La Vallée Close, sur des sonnets de Pétrarque


The starting point: a type of highly personal spatiotemporal triangulation: Petrarch, Liszt, Fontaine-de-Vaucluse.
Let me explain: three of the pieces from Liszt's Années de pèlerinage were inspired by three sonnets by Petrarch - three marvellous pieces, among my favourites from this suite. Petrarch lived for many years in Fontaine-de-Vaucluse, tormented by his impossible love for Laure, who was the inspiration for his monumental Canzoniere, a collection of 366 poems, including those selected by Liszt.
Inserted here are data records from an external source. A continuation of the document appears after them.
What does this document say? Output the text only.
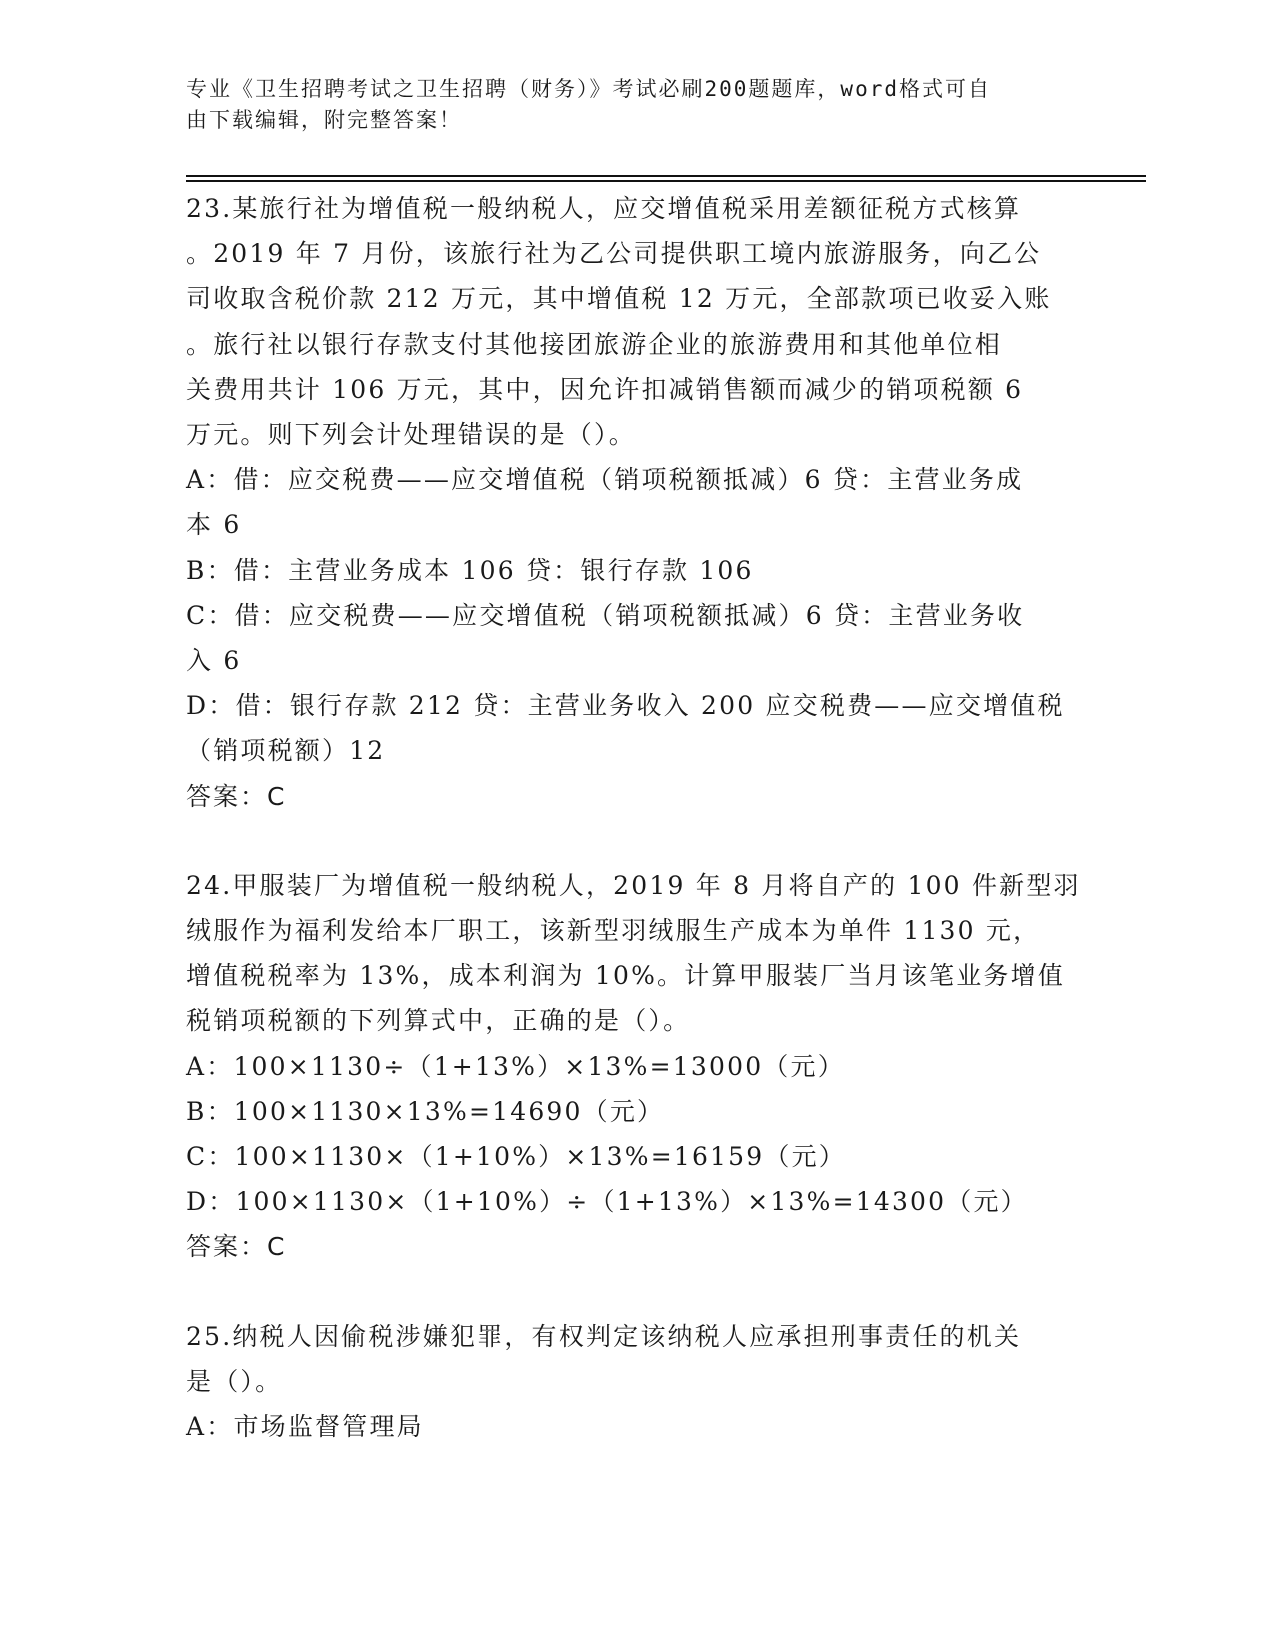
专业《卫生招聘考试之卫生招聘（财务）》考试必刷200题题库，word格式可自
由下载编辑，附完整答案！

23.某旅行社为增值税一般纳税人，应交增值税采用差额征税方式核算

。2019 年 7 月份，该旅行社为乙公司提供职工境内旅游服务，向乙公

司收取含税价款 212 万元，其中增值税 12 万元，全部款项已收妥入账

。旅行社以银行存款支付其他接团旅游企业的旅游费用和其他单位相

关费用共计 106 万元，其中，因允许扣减销售额而减少的销项税额 6

万元。则下列会计处理错误的是（）。

A：借：应交税费——应交增值税（销项税额抵减）6 贷：主营业务成

本 6

B：借：主营业务成本 106 贷：银行存款 106

C：借：应交税费——应交增值税（销项税额抵减）6 贷：主营业务收

入 6

D：借：银行存款 212 贷：主营业务收入 200 应交税费——应交增值税

（销项税额）12

答案：C

24.甲服装厂为增值税一般纳税人，2019 年 8 月将自产的 100 件新型羽

绒服作为福利发给本厂职工，该新型羽绒服生产成本为单件 1130 元，

增值税税率为 13%，成本利润为 10%。计算甲服装厂当月该笔业务增值

税销项税额的下列算式中，正确的是（）。

A：100×1130÷（1+13%）×13%=13000（元）

B：100×1130×13%=14690（元）

C：100×1130×（1+10%）×13%=16159（元）

D：100×1130×（1+10%）÷（1+13%）×13%=14300（元）

答案：C

25.纳税人因偷税涉嫌犯罪，有权判定该纳税人应承担刑事责任的机关

是（）。

A：市场监督管理局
Fontaine-de-Vaucluse lies about twenty minutes by car from my current residence. A spectacular resurgence, source of the Sorgue (René Char, Boulez...) is found there at the bottom of a valley closed-in by mountains: the enclosed valley, vallis clausa in Latin, vau-cluso in Provençal (Fontaine being understood in the etymological sense of spring, fons in Latin).
Petrarch and Liszt, in their respective domains and epochs, were great innovators. Petrarch's poetry astounds by its romanticism and the expression, sometimes paroxysmal, of feelings. Liszt's piano astounds by its audacious timbres and harmonies. The turbulence of the Sorgue, at its resurgence, astounds in a provincial landscape given to greater calm and less humidity...
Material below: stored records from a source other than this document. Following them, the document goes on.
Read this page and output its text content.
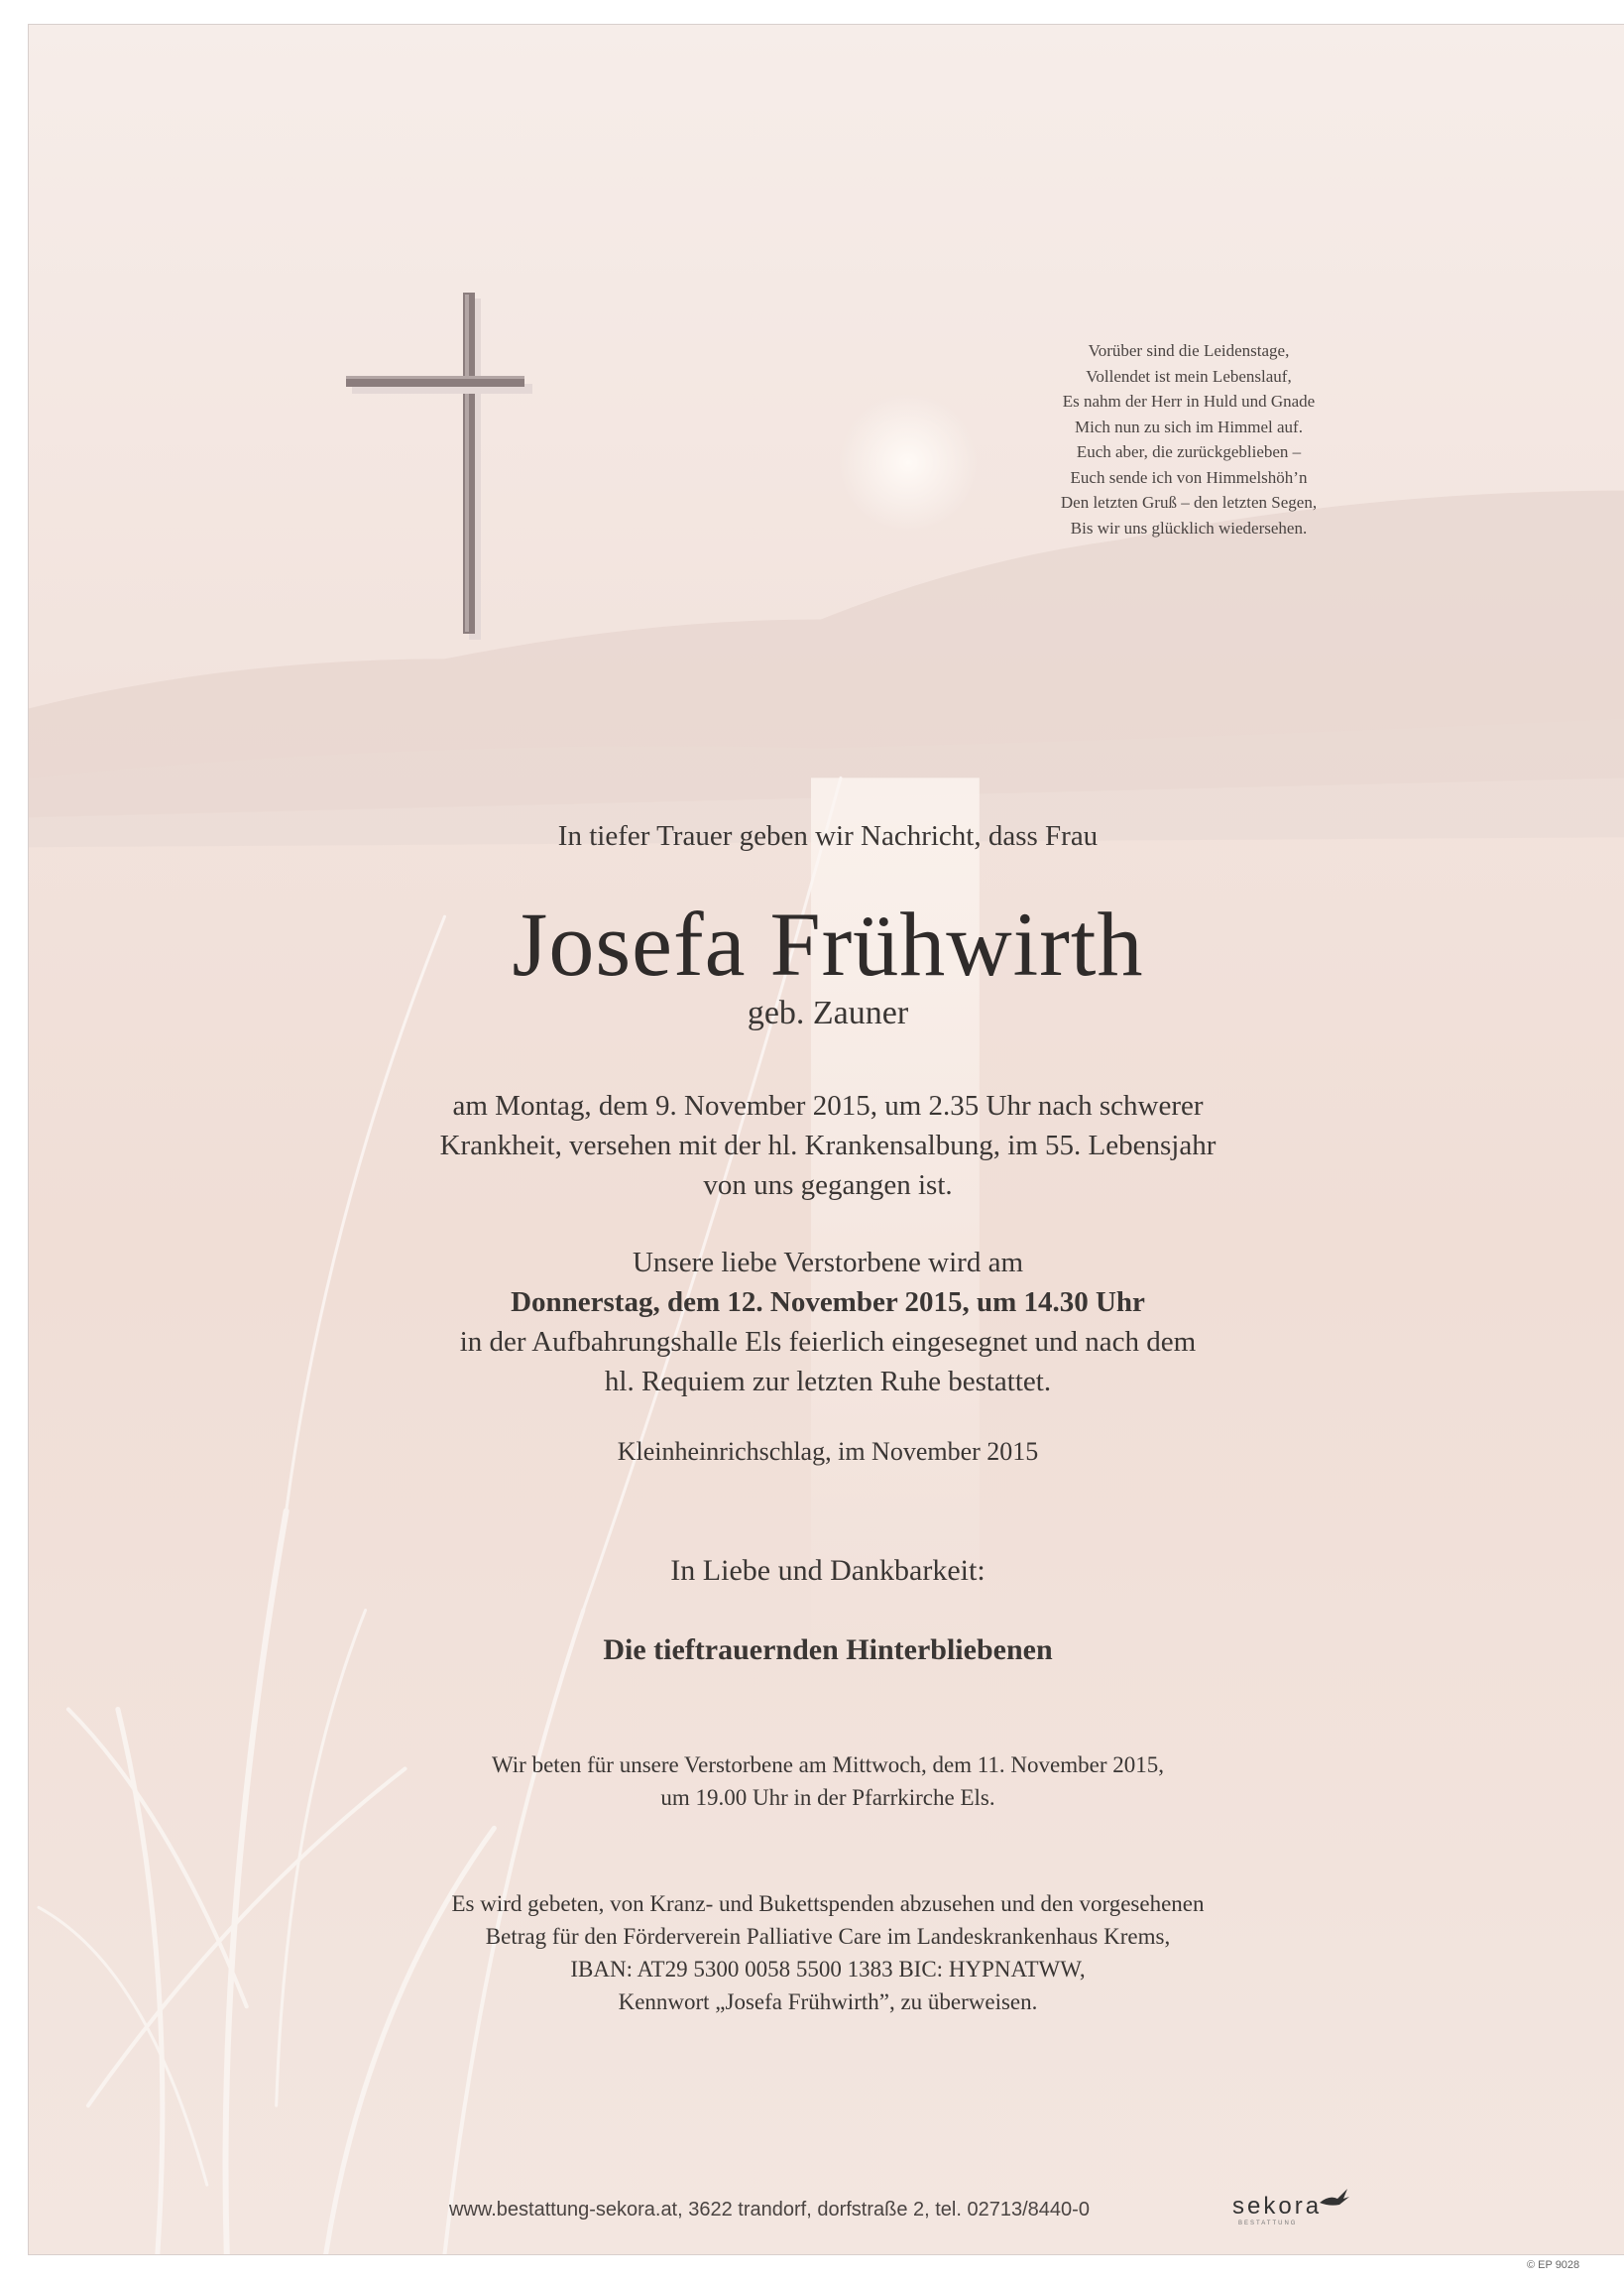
Vorüber sind die Leidenstage,
Vollendet ist mein Lebenslauf,
Es nahm der Herr in Huld und Gnade
Mich nun zu sich im Himmel auf.
Euch aber, die zurückgeblieben –
Euch sende ich von Himmelshöh’n
Den letzten Gruß – den letzten Segen,
Bis wir uns glücklich wiedersehen.
In tiefer Trauer geben wir Nachricht, dass Frau
Josefa Frühwirth
geb. Zauner
am Montag, dem 9. November 2015, um 2.35 Uhr nach schwerer
Krankheit, versehen mit der hl. Krankensalbung, im 55. Lebensjahr
von uns gegangen ist.
Unsere liebe Verstorbene wird am
Donnerstag, dem 12. November 2015, um 14.30 Uhr
in der Aufbahrungshalle Els feierlich eingesegnet und nach dem
hl. Requiem zur letzten Ruhe bestattet.
Kleinheinrichschlag, im November 2015
In Liebe und Dankbarkeit:
Die tieftrauernden Hinterbliebenen
Wir beten für unsere Verstorbene am Mittwoch, dem 11. November 2015,
um 19.00 Uhr in der Pfarrkirche Els.
Es wird gebeten, von Kranz- und Bukettspenden abzusehen und den vorgesehenen
Betrag für den Förderverein Palliative Care im Landeskrankenhaus Krems,
IBAN: AT29 5300 0058 5500 1383 BIC: HYPNATWW,
Kennwort „Josefa Frühwirth”, zu überweisen.
www.bestattung-sekora.at, 3622 trandorf, dorfstraße 2, tel. 02713/8440-0	sekora
BESTATTUNG
© EP 9028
The piece's texts were thus taken from the three sonnets selected by Liszt: numbers 47 (Benedetto sia 'l giorno...), 104 (Pace non trovo...) and 123 (I' vidi in terra...). But, the texts are intermingled to a certain extent, and several verses have not been used (see texts in the annex). The poems are in Old Tuscan, which differs slightly from modern Italian. They are written in hendecasyllabic verses, which stresses the tonic accents of the Italian (or Tuscan) language. This has several consequences on the prosody, and thus the rhythm (for example, if a word ending with a vowel - as is generally the case in Italian, except where there is an elision - is followed by a word beginning with a vowel, the two syllables are combined and count as a single foot). I strived, without systemization, to take these peculiarities into account for the vocal writing.
There is no precise musical reference to Liszt's pieces, aside from the rhythmic introduction of the strings in the sections based on "Pace non trovo" that could bring to mind the introductory measures of "Sonnet 104".